Mangrove forests, the reduction of biodiversity threatens their survival

This is the alarm launched by an international study published in PNAS and coordinated by Unifi

Mangrove forests are becoming increasingly vulnerable, owing to the impoverishment in biodiversity of the invertebrate fauna that colonise these ecosystems and carries out essential ecological functions for their survival. This is the alarm launched by an international study coordinated by Stefano Cannicci and Sara Fratini, researchers at the University of Florence and published in PNAS precisely on UNESCO’s International Mangrove Day.

The research project has recorded the lowest frequency of biodiversity in species of resident invertebrates – mainly crabs and molluscs – living in mangrove forests stretching across South America, the East Indian Ocean, and the Pacific. These coastal forests are already threatened by deforestation eroding their extension.

Researchers mapped 209 species of crustaceans and 155 species of molluscs in 16 tropical and subtropical forests around the world.
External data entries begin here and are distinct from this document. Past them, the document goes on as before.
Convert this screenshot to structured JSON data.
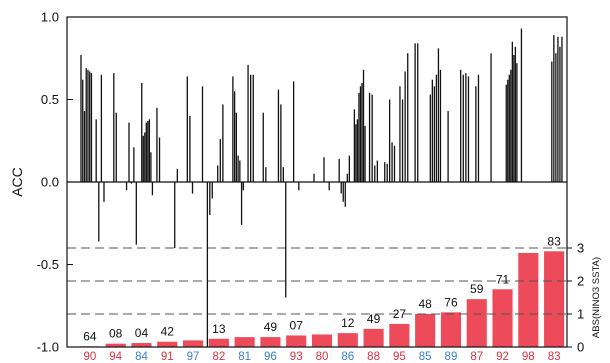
{
  "colors": {
    "bar_fill": "#ee4b5a",
    "label_red": "#dd3040",
    "label_blue": "#3a7fd0",
    "acc_bars": "#111111",
    "dashed_grid": "#555555"
  },
  "chart_data": [
    {
      "type": "bar",
      "name_hint": "acc",
      "ylabel": "ACC",
      "ylim": [
        -1.0,
        1.0
      ],
      "yticks": [
        {
          "value": 1.0,
          "label": "1.0"
        },
        {
          "value": 0.5,
          "label": "0.5"
        },
        {
          "value": 0.0,
          "label": "0.0"
        },
        {
          "value": -0.5,
          "label": "-0.5"
        },
        {
          "value": -1.0,
          "label": "-1.0"
        }
      ],
      "groups": [
        [
          0.77,
          0.62,
          0.43,
          0.69,
          0.68,
          0.67,
          0.66
        ],
        [
          0.38,
          -0.36,
          0.65,
          -0.12
        ],
        [
          0.0,
          0.66,
          0.42,
          0.0,
          0.0
        ],
        [
          -0.05,
          0.36,
          -0.01,
          0.21,
          -0.38
        ],
        [
          0.6,
          0.28,
          0.3,
          0.36,
          0.37,
          0.38,
          0.18,
          -0.08
        ],
        [
          0.45,
          0.27
        ],
        [
          0.0,
          -0.4,
          0.08
        ],
        [
          0.64,
          0.4,
          -0.07
        ],
        [
          0.58,
          0.0,
          -1.0,
          -0.2,
          -0.1
        ],
        [
          0.1,
          0.26,
          0.47
        ],
        [
          0.64,
          0.55,
          0.42,
          0.16,
          0.13,
          -0.26,
          -0.05
        ],
        [
          0.71,
          0.65,
          0.65
        ],
        [
          0.42,
          0.09
        ],
        [
          0.56,
          0.47,
          0.09,
          -0.7,
          0.0
        ],
        [
          0.61,
          0.0,
          -0.05
        ],
        [
          0.0,
          0.0,
          0.05
        ],
        [
          0.15,
          0.0,
          -0.05
        ],
        [
          0.14,
          -0.07,
          -0.12,
          -0.15,
          0.05,
          0.16
        ],
        [
          0.44,
          0.35,
          0.38,
          0.54,
          0.58,
          0.6,
          0.68,
          0.34
        ],
        [
          0.54,
          0.53,
          0.1,
          0.13
        ],
        [
          0.12,
          0.11,
          0.5,
          0.24,
          0.22
        ],
        [
          0.58,
          0.5,
          0.67,
          0.78
        ],
        [
          0.84,
          0.84
        ],
        [
          0.53,
          0.62,
          0.58,
          0.65,
          0.81,
          0.68
        ],
        [
          0.0,
          0.43
        ],
        [
          0.68,
          0.65,
          0.66,
          0.64
        ],
        [
          0.58,
          0.65
        ],
        [
          0.78
        ],
        [
          0.59,
          0.62,
          0.65,
          0.68,
          0.85,
          0.77,
          0.82,
          0.72
        ],
        [
          0.93
        ],
        [
          0.0
        ],
        [
          0.73,
          0.89,
          0.78,
          0.88,
          0.82,
          0.88
        ]
      ]
    },
    {
      "type": "bar",
      "name_hint": "nino3",
      "ylabel": "ABS(NINO3 SSTA)",
      "ylim": [
        0,
        3
      ],
      "yticks": [
        {
          "value": 0,
          "label": "0"
        },
        {
          "value": 1,
          "label": "1"
        },
        {
          "value": 2,
          "label": "2"
        },
        {
          "value": 3,
          "label": "3"
        }
      ],
      "categories": [
        "90",
        "94",
        "84",
        "91",
        "97",
        "82",
        "81",
        "96",
        "93",
        "80",
        "86",
        "88",
        "95",
        "85",
        "89",
        "87",
        "92",
        "98",
        "83"
      ],
      "category_colors": [
        "red",
        "red",
        "blue",
        "red",
        "blue",
        "red",
        "blue",
        "blue",
        "red",
        "red",
        "blue",
        "red",
        "red",
        "blue",
        "blue",
        "red",
        "red",
        "red",
        "red"
      ],
      "values": [
        0.02,
        0.1,
        0.12,
        0.16,
        0.2,
        0.25,
        0.3,
        0.3,
        0.35,
        0.38,
        0.42,
        0.55,
        0.7,
        1.0,
        1.05,
        1.45,
        1.75,
        2.85,
        2.9
      ],
      "labels": [
        "64",
        "08",
        "04",
        "42",
        "",
        "13",
        "",
        "49",
        "07",
        "",
        "12",
        "49",
        "27",
        "48",
        "76",
        "59",
        "71",
        "",
        "83"
      ]
    }
  ]
}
They then classified these species into 64 functional entities - based on what they eat, their behaviour and the specific microhabitat in which they live - essential for the viability of the mangroves.

“Mangroves are very important for an array of ecosystem services they provide to local communities, starting from carbon sequestration, and therefore from the reduction of the effects of climate change” says Stefano Cannicci, full professor of Zoology at Unifi. "These forests colonise the areas of the shore flooded by tides -harsh environments, due to the salinity of the water and the lack of oxygen present in the soil," the researcher explains. "Invertebrates come to their help, constantly moving the soil to feed and build their burrows and ultimately increasing the natural cycle of nutrients, which become readily available for the plants, and providing oxygen to the roots.”

Scientists have found that there are only one or just a few species performing similar functions  in many of our planet’s mangroves, and they have identified the forests that could suffer the greatest damage from faunal impoverishment.

“Our data tell us that even a modest loss of biodiversity of invertebrates can have negative consequences on the functionality and resilience of mangroves to environmental changes, particularly climate change, but there are still areas that will be a valuable biodiversity reservoir for these forests,” comments Sara Fratini, Assistant Professor in Zoology.